地城御嶽 12代目神司・南さん退任
石垣市平得の地城御嶽(通称ギシュクオン)の12代目神司の南照さん(88)=平得=が14日午前、同御嶽の拝所で、退任の儀である「神ぬシュビアギ願いの儀式」を行い、55年間の務めを終えた。
地城御嶽は平得の格式高い御嶽。『八重山島大阿母由来記』によると、沖縄本島「弁之御嶽」のイビの一つを移した御嶽であり、琉球国王の安泰祈願が行われたほか、在番等が着任した際は拝む場所でもあった。
終戦後に同御嶽の神司となった母・友利ヒデさん、南さんは1965年に就任。子ども4人を育て、農業をしながら神司を務め、平得村の世果報と地域住民の健康を祈願してきた。

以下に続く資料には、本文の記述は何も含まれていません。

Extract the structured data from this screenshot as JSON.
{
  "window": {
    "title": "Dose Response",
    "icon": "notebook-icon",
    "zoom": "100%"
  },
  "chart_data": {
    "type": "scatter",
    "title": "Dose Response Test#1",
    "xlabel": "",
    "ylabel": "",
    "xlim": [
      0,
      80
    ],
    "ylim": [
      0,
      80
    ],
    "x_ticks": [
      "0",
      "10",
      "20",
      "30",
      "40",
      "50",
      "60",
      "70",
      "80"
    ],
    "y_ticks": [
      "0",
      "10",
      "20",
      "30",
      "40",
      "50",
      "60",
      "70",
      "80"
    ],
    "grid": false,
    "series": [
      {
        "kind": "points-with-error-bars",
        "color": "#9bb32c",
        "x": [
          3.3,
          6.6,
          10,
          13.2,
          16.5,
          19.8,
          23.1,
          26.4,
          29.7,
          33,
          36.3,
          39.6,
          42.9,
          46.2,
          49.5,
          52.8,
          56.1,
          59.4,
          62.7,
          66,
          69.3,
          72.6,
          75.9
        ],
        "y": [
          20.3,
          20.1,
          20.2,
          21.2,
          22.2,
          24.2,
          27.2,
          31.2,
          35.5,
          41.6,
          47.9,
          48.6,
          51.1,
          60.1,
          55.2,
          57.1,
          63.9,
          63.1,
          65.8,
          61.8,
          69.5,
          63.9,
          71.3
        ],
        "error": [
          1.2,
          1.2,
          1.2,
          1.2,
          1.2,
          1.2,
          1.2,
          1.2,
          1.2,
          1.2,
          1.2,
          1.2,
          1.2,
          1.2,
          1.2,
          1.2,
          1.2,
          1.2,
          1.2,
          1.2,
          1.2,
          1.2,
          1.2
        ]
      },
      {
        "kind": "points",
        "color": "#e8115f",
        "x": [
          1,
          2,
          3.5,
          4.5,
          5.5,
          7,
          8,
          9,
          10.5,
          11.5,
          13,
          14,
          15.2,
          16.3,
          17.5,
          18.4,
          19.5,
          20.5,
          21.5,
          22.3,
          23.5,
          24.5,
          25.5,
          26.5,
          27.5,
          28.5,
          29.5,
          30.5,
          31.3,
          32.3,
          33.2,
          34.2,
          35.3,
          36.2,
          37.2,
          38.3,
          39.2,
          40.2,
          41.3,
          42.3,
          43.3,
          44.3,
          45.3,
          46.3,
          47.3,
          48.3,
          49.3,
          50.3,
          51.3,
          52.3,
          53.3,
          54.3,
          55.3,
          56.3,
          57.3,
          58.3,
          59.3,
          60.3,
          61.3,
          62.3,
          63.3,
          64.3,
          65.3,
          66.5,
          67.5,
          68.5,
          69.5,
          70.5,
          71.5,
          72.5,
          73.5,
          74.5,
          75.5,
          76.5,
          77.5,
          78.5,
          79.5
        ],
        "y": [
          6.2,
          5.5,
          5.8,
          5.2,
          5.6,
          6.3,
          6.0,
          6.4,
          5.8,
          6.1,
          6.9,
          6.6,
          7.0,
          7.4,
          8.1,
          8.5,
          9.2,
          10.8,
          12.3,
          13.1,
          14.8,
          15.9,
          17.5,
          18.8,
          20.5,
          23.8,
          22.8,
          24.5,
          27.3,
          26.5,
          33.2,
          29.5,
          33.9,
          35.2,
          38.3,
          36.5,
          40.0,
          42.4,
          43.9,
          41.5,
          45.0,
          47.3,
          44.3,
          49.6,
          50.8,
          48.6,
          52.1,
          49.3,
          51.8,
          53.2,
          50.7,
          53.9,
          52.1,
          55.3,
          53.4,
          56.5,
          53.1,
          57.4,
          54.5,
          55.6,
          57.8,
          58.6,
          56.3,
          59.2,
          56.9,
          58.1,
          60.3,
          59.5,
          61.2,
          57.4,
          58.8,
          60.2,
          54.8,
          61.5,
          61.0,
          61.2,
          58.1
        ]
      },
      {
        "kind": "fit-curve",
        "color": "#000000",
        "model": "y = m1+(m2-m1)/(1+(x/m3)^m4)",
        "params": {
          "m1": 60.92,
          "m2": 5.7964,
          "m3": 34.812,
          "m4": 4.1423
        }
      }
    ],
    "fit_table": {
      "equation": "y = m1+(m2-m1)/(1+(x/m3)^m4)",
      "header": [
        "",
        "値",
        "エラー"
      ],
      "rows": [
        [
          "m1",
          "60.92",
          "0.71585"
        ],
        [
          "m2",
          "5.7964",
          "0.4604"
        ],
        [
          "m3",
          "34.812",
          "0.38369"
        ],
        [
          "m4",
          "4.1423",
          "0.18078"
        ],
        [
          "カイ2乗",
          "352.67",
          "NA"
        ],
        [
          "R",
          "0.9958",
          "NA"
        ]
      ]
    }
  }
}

南さんは同日、同御嶽の5カ所のイビ(聖地)を参拝してから、拝所で神ぬシュビアギの願いをささげた。万感の思いで声を震わせ「神様と別れることは本当に悔しいし悲しいが、この歳まで健康に頑張らせてくれてありがとうございます」と平得の方言を紡ぎ、涙をこぼし、神司の証であるかんざしと白い羽織「チョウキン」を神へ返した。
氏子を代表し、南さんの義弟である西表健さん(81)が「地域住民や氏子の心に寄り添い、1日も欠かさず神司としての重責を全うしてくれた。心から感謝を申し上げたい」と感謝と敬意を表し、親族らが感謝状や記念品、歌踊りなどで南さんの長年の労をねぎらった。次代の神司は、ことし就任した40代と60代の2人の女性が担う。
南さんは役目は終え「三つの役目を掛け持つのは大変だったが、神様に選ばれたので今日まで頑張ることができた」と目を細め「2人の跡継ぎが誕生してくれたので安心して退職できる。うれしいこと、悲しいこともあると思うが、神様から健康をいただいて頑張ってほしい」と新しい神司を激励した。